真綾の真意はともかく、この三人組がヘッケンローゼの学生でないことは一目瞭然だったし、当然、学生以外ここで食事できないことなど誰もが知っていた。にもかかわらず、ひとりとして追及する者がいないのはどうしてか?
ここは、ヒソヒソとしゃべっているレーン団の皆さんの声に少し耳を傾けながら説明しよう――。

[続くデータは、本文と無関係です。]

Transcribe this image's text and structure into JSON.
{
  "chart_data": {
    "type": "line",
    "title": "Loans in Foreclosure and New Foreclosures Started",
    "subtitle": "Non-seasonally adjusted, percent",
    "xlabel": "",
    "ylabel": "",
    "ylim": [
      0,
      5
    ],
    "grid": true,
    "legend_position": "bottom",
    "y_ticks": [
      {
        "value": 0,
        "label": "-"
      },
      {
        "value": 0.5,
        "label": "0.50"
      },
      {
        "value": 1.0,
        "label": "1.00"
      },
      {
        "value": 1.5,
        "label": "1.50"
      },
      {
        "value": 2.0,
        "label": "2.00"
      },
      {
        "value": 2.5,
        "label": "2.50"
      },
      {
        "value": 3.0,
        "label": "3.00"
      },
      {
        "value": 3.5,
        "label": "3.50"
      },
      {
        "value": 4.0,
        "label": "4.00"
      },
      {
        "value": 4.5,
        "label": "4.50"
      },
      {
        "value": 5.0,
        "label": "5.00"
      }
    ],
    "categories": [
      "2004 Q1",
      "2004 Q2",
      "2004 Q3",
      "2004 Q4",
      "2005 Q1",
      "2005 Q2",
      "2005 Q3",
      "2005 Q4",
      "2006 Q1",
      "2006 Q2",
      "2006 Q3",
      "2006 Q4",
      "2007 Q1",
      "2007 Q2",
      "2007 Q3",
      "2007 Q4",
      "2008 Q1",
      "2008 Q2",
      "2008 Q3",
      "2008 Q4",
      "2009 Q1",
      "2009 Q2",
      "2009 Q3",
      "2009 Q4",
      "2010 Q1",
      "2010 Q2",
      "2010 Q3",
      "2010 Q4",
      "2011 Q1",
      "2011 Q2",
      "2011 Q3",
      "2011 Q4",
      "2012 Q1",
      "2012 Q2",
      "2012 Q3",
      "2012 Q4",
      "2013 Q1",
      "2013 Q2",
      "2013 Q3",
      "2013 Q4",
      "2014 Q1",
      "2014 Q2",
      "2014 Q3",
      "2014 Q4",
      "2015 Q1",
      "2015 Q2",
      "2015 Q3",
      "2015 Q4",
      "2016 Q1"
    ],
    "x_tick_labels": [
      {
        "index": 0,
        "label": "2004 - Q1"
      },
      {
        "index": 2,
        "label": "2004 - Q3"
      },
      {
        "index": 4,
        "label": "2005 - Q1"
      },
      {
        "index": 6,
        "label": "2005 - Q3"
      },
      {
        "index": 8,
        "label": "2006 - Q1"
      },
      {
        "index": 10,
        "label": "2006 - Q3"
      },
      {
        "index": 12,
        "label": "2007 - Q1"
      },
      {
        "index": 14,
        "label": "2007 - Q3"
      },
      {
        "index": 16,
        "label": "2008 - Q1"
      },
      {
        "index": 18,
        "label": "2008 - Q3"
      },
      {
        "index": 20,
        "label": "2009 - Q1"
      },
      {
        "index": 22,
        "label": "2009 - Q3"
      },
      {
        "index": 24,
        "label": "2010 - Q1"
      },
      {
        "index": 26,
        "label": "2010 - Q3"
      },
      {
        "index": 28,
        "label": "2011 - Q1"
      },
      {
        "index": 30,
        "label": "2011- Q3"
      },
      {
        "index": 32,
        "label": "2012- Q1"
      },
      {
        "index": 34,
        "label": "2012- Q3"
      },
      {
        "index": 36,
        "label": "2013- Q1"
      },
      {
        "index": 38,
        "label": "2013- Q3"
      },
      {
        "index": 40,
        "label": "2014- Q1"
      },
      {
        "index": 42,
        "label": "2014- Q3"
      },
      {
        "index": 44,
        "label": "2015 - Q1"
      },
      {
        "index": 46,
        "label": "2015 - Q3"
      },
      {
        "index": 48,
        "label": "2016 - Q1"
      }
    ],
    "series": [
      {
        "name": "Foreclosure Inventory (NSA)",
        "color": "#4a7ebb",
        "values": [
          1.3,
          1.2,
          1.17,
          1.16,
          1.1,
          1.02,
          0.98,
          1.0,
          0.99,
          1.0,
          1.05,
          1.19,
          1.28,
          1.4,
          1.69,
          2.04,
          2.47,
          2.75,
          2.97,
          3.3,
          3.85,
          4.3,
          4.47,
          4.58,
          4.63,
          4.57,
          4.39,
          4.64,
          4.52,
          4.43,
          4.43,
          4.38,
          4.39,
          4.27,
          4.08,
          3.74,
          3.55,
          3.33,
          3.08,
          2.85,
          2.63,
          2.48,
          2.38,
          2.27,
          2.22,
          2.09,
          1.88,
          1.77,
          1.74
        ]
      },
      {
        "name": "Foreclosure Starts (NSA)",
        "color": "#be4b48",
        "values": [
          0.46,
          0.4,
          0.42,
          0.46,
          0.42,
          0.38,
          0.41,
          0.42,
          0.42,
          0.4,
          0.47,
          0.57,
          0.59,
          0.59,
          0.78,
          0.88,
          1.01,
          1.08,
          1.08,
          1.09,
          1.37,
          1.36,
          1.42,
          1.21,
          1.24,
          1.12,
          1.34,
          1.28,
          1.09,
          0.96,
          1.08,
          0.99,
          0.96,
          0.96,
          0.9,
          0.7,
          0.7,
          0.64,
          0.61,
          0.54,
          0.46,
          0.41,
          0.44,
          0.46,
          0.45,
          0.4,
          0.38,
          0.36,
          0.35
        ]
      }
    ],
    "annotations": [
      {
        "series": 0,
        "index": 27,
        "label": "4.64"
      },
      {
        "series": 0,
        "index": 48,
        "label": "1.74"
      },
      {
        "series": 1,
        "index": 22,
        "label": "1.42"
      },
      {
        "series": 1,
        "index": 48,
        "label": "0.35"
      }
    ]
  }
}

「あの上品な子供たち、いったいどこの家の子だ? 俺の実家なんか未だに手掴みで食べてるってのに……」
「実は僕の家もそうさ。この学院だって、今の学院長が『帝国貴族の文化面での向上を図る』とか言って、ようやくカトラリーを導入したらしいからね。あの子たちはセファロニア貴族かエルトリア貴族の子供なのかも――」
まず、マントの上に出ている双子の顔は幼いながらも整っているうえ、毎日顔を洗い髪もキレイに梳いている。さらに、拙いながらもそれなりにキチンとした所作で食事しているのだ、武骨で知られる帝国貴族の子より品良く見えるふたりのことを、一介の孤児だと思う者は、食堂内にひとりもいなかった。
「――まあ、一緒に食事しているということは、あの女性の小姓や侍女見習いなどではなく、お相手役の貴族……にしては小さすぎるから、彼女と親密な貴族の子、もしくは親族なんだろうね」
そして、その双子の間に、日光菩薩と月光菩薩を脇侍にした薬師如来のごとく、あの真綾がいるのである。
「それにしても、あの超絶美人はいったい何者でゲショ? あれほど美しく気品溢れる人間を、アッシはまだ見たことがないでゲス……」
「……ああ。しかし、それだけではない。卿は感じないか? 〈諸侯級〉の守護者を持つ学院長に勝るとも劣らない、あの桁外れな威圧感を。……昼食代を賭けてもいい、私が思うに、可憐なフローリアンたまとは別属性の、大人な雰囲気をかもし出しているあの長身美女は、おそらく異国の姫君……ブヒ」
――こうして、真綾たちが入り口に現れてから現在に至るまでの間、神々しい美貌と王者の風格を併せ持つ彼女に誰もが気圧され、声をかけようと思うことすらできなかったのだ。……いや、男くさい食堂に降臨した女神様を一秒でも長く見ていたい、同じ空気を吸い続けていたい、そう願った者も多かったに違いない。
結局、カフェテリア方式の料理カウンターを数周(ヘンゼル一周、グレーテル二周、真綾が五周である)して満足げに帰っていく謎の三人組を、ただ黙って見送ったあと、レーン団を含めた学生全員は醜い言い争いのことなどすっかり忘れ、夢でも見ているような表情で静かに食事し始めるのであった……。